My last post was about how time affects the reader's view of a work of literature. Back when I wrote it, (a week ago), I was all gung-ho to do a follow-up post about how time affects the writer's relationship to their own work. I had the post half-written in my mind. I counted on my brief reference in my last post as sufficient to jog any memories that might need jogging with the mere flip of an ipad.
Now, here I am, a week or so later, and already my relationship to the material has changed. Between then and now, things have happened. Not earth-shattering things, just the ebb and flow of living. Still, that ebb and flow is enough to shift the sands. The thought that popped up so vividly then seems distant and foggy now. New blog posts and story ideas have been jostling for a place in line. And this is after little more than 7 days. This is with the succinct, manageable form of a blog post.
How, then, do we writers, changeable humans that we are, manage to sustain our connection to a novel, with its complex storylines and fully-realized characters whose truth and consistency must hold not only across the space of hundreds of pages but across the many years it takes to complete such a longer work?
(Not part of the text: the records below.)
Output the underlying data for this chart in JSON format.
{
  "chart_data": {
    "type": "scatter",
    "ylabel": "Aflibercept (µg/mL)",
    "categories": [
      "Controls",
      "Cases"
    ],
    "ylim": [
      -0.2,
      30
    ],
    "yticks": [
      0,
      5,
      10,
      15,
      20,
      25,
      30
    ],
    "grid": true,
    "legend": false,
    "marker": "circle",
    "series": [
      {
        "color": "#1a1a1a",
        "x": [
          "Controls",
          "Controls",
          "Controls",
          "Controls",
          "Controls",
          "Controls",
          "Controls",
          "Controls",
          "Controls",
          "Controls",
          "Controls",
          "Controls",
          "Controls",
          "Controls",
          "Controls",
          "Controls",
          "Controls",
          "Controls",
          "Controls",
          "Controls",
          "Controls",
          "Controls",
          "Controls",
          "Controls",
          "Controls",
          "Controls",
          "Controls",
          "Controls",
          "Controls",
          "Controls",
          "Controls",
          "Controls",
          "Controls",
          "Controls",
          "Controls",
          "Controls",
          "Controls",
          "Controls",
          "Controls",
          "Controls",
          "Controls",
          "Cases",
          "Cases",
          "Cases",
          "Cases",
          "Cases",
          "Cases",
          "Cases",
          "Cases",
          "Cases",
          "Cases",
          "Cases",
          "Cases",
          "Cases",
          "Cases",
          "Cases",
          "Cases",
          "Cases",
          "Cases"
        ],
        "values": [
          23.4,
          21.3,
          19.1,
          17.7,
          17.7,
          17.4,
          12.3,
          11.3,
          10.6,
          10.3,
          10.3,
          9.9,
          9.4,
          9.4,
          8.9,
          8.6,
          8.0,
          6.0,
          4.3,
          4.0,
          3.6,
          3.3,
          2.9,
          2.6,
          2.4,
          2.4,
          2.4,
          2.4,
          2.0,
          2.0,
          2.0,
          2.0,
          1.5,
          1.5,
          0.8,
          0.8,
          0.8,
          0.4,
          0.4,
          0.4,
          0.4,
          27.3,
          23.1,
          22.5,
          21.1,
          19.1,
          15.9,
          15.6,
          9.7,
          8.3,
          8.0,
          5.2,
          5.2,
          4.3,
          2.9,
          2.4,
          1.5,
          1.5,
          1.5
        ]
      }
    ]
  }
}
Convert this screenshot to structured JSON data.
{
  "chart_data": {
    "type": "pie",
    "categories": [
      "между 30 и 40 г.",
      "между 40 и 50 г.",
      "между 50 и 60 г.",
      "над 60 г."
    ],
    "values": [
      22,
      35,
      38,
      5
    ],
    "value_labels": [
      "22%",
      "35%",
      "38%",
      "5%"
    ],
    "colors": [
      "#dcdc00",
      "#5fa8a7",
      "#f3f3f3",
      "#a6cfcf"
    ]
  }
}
It's not like we stop changing and growing and evolving during that time. What do we do if we sit down one day and discover that the themes or characters that drove us to create a story in the first place are no longer the themes that resonate for us today?
Perhaps we need to be time travelers in our own minds, imaginative enough to go back and find the emotional truth that drew us to a story. But we're also responsible for creating characters vivid enough to have life and growth on their own, outside our minds. The skin and tissue of our characters must be consistent and strong, but also fluid, allowing them to grow. In the end, like parents, we must trust them, release them from our own control in the hope that they can stand, walk, run and live on their own.
How? Well, if my own mini-experiment in this blog post is any indicator, when you don't feel the connection anymore, write your way back in from a new angle. Maybe your story will be richer for it. Or maybe, as in my case, you'll at least feel you've given it the attention it deserved. And if you drop it, ignore it, give up on it? Maybe, like Frankenstein's monster, it will come to you at night in some terrifyingly powerful form and insist that you own it as yours.